1- Un changement dans la gouvernance : nos universités sont gérées de façon si autocratique qu’elles en sont venues à n’être qu’une excroissance du pouvoir exorbitant d’une bureaucratie aussi inefficace que paralysante. Nous appelons à un mode de gouvernement de l’Université qui émane de la communauté universitaire et qui repose sur des bases démocratiques. Plus de nominations «d’en haut», uniquement des mandats électifs.

L’autoritarisme bureaucratique est un poison qui dévitalise tout ce dont il s’empare. A plus forte raison lorsqu’il s’agit d’organismes aussi complexes et sophistiqués que l’Université, mais également aussi fragiles.

2- Un retour sans complexe au bilinguisme : ce changement de paradigme linguistique passe par une désidéologisation des langues d’enseignement. Que les jeunes générations le sachent : c’est parce qu’elle reposait sur un bilinguisme assumé que l’Université algérienne de naguère offrait un enseignement de qualité. Le monolinguisme l’a stérilisée et continue de la débiliser à un moment où les deux pays voisins, qui ont arabisé avant nous leur enseignement supérieur, en sont revenus, sans que ce retour critique ait conduit à une hystérisation du débat public sur le sujet.

Toutefois, on ne peut introduire une deuxième voire une troisième langue internationale dans les cursus universitaires sans que la maîtrise de la langue arabe ne devienne une cause nationale. Osons le dire : les élèves achevant le lycée arrivent à l’université en parlant et en écrivant très mal une langue dans laquelle ils ont pourtant étudié durant toute leur scolarité, du primaire au secondaire.
 

L’aberration est poussée à l’extrême lorsque des élèves qui ont effectué leur scolarité en arabe doivent se convertir à une autre langue – en l’occurrence le français – s’ils veulent étudier la médecine, la physique ou quelque autre science de la nature ou de l’ingénieur. Un tel scandale doit cesser.

En attendant une réforme de l’éducation nationale, et notre pays ne peut en faire l’économie, il est du devoir de l’Université algérienne d’améliorer substantiellement le niveau de compétence de ses étudiants tant à l’oral qu’à l’écrit. Il y a des moyens pour le faire que nous n’avons même pas besoin d’inventer, puisqu’ils existent, y compris dans les pays les plus avancés.Il nous suffit d’être humbles, et de nous en inspirer.

3- Une généralisation du recrutement par les pairs : un tel mode de recrutement des pairs par les pairs est un gage de qualité de l’enseignement et de sa transmission, comme il est une garantie de l’égalité des chances entre candidats aux emplois d’enseignants-chercheurs.

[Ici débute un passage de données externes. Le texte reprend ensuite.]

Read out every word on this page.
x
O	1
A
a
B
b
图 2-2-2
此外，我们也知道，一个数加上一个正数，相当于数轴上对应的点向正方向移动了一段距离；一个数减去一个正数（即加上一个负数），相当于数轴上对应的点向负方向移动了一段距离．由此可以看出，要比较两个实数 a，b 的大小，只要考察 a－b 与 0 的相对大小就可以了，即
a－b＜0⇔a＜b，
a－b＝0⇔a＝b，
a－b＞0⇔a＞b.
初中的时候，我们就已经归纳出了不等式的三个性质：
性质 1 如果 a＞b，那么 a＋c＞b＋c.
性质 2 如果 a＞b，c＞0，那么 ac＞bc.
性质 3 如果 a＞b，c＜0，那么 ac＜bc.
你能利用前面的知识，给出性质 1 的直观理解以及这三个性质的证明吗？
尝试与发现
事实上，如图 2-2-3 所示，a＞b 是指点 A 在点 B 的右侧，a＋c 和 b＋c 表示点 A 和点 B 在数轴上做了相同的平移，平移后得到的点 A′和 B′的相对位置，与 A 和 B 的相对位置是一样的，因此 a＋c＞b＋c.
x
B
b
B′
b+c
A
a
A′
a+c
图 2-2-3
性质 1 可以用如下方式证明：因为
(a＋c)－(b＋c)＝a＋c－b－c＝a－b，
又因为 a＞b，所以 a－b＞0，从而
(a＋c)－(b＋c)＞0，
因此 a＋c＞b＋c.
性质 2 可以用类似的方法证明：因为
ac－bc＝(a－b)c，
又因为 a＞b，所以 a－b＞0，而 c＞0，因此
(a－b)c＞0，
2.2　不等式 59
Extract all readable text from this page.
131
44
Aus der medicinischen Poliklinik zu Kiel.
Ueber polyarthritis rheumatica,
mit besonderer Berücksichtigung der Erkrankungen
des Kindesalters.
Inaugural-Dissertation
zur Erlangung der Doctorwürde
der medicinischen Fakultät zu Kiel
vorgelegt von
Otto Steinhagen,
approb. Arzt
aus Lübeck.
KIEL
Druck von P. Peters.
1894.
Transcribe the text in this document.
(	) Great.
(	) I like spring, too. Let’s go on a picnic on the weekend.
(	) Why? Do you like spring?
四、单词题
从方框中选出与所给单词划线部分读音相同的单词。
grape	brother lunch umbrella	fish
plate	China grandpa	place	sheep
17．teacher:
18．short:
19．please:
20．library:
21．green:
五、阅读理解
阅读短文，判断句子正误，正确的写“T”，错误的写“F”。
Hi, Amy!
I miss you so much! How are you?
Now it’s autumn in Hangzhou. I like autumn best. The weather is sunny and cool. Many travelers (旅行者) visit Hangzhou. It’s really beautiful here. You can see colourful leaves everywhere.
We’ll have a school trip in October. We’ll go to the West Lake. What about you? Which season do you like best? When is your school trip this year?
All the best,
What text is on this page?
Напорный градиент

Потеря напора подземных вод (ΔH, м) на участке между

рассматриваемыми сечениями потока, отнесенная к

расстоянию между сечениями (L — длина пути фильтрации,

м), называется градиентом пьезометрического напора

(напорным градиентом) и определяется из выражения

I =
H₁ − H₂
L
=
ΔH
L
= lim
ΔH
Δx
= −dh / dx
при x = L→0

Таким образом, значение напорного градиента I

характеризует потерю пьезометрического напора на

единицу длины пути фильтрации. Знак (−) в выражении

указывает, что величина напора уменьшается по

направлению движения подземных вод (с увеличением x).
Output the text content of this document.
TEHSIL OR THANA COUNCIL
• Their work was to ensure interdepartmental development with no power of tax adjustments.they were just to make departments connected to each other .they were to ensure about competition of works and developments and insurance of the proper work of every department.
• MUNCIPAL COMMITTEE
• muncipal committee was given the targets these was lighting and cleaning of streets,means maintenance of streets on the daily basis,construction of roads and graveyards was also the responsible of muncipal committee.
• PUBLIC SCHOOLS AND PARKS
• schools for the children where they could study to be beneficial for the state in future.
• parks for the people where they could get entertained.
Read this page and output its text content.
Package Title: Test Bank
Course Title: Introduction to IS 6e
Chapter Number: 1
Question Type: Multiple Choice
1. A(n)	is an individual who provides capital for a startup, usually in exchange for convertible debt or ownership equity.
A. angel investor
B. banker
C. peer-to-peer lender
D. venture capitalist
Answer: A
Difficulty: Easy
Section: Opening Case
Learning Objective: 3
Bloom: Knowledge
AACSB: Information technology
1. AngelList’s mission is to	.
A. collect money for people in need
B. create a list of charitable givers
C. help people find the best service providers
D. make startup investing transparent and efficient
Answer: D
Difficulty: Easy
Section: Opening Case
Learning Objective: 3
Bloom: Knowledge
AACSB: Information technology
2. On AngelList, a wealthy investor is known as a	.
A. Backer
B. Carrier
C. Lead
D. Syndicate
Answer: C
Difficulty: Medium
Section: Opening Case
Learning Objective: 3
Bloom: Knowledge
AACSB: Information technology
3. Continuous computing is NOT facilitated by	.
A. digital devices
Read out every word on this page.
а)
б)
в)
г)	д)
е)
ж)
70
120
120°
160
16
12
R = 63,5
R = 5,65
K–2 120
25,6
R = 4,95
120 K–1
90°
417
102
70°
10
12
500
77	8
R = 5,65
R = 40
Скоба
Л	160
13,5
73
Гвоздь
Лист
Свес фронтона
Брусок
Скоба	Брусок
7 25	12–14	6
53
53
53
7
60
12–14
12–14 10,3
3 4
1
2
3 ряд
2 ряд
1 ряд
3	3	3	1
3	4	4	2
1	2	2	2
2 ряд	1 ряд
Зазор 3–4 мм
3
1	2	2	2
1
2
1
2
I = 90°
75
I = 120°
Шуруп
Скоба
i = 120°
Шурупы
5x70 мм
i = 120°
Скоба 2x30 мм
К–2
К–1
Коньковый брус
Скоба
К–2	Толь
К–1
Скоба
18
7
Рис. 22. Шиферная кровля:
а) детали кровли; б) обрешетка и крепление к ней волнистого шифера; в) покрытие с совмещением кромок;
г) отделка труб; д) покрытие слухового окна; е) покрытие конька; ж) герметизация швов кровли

Sans compter qu’il est le seul moyen de procurer au corps enseignant l’affinité élective nécessaire qui en fasse une véritable communauté savante, sans quoi il n’y a ni enseignement ni recherche de qualité.

L’Université est un joyau de la République. Ce joyau est aujourd’hui brisé. Or, nous n’avons cessé d’alerter sur son état par nos tribunes dans les médias et nos publications dans les revues spécialisées. Nos gouvernants, les oreilles cirées, sont restés sourds à nos appels et à nos craintes. «Les temps ont changé», semble-il. Alors, nous réitérons ce que nous n’avons cessé de demander et d’espérer : une réforme structurelle de l’Université.

Nous aspirons à cette réforme parce que l’Université est notre outil de travail, mais nous la voulons aussi parce que son relèvement est le prix à payer par notre pays s’il veut promouvoir la science et la culture, disposer d’une main-d’œuvre hautement qualifiée, bâtir un Etat stratège animé par un personnel compétent et perspicace et négocier le tournant de l’économie numérique qu’il ne lui est pas permis de rater comme il a raté celui de l’économie industrielle. Précisément parce que nous avons cru que les transferts technologiques n’étaient pas aussi difficiles à réaliser et qu’il suffisait que le pays disposât d’universités en nombre pour accéder à une certaine autonomie scientifique et technologique qui soit le corollaire de son indépendance politique.